What we have then, is a film about guilt and absolution. Overtly, you could just call it a   horror movie, or a twist on your basic ghost story, even though Winnie Hicks and Joe’s harem are all still alive. But so many ghost stories are about the dead person having “unfinished business” or whatever, and this one isn’t about the ghost’s unfinished business, really. It’s about living people having to deal with things they have done. We have done something that we wish we could take back, and this movie is really about learning to live with that guilt, by dying.

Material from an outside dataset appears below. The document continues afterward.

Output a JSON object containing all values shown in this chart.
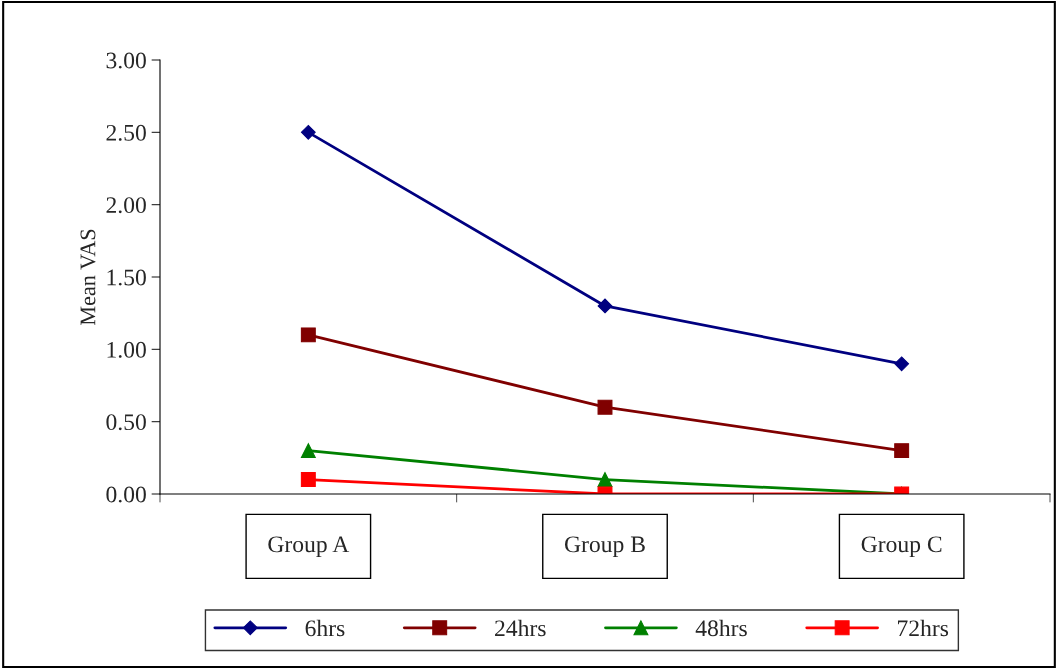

***Quick Note: I know I mentioned earlier that I would get into the missed opportunity of not having Kiefer Sutherland play the same guy but I couldn’t really weave it in, so here goes: I have a weird interest in what happens to characters after the credits roll in movies. In my mind, most of these folks graduated med school and became doctors and probably saw a lot less of each other (And Joe hopefully met a nice girl and treated her right.) But Nelson probably still had a lot of baggage, and if you want to stay in the world of the movie, he was dead for twelve minutes so probably brought a lot of crap back with him. So, even though I never saw the 2017 version, a quick read-through of the plot doesn’t indicate anything that links the two movies together. Either the studio didn’t think anyone would remember the 1990 version, or they thought crap like that had just been done enough times, or maybe it was a creative choice, but whatever the reason, I say it stinks, because it definitely would have added a layer to the movie that probably needed a couple more.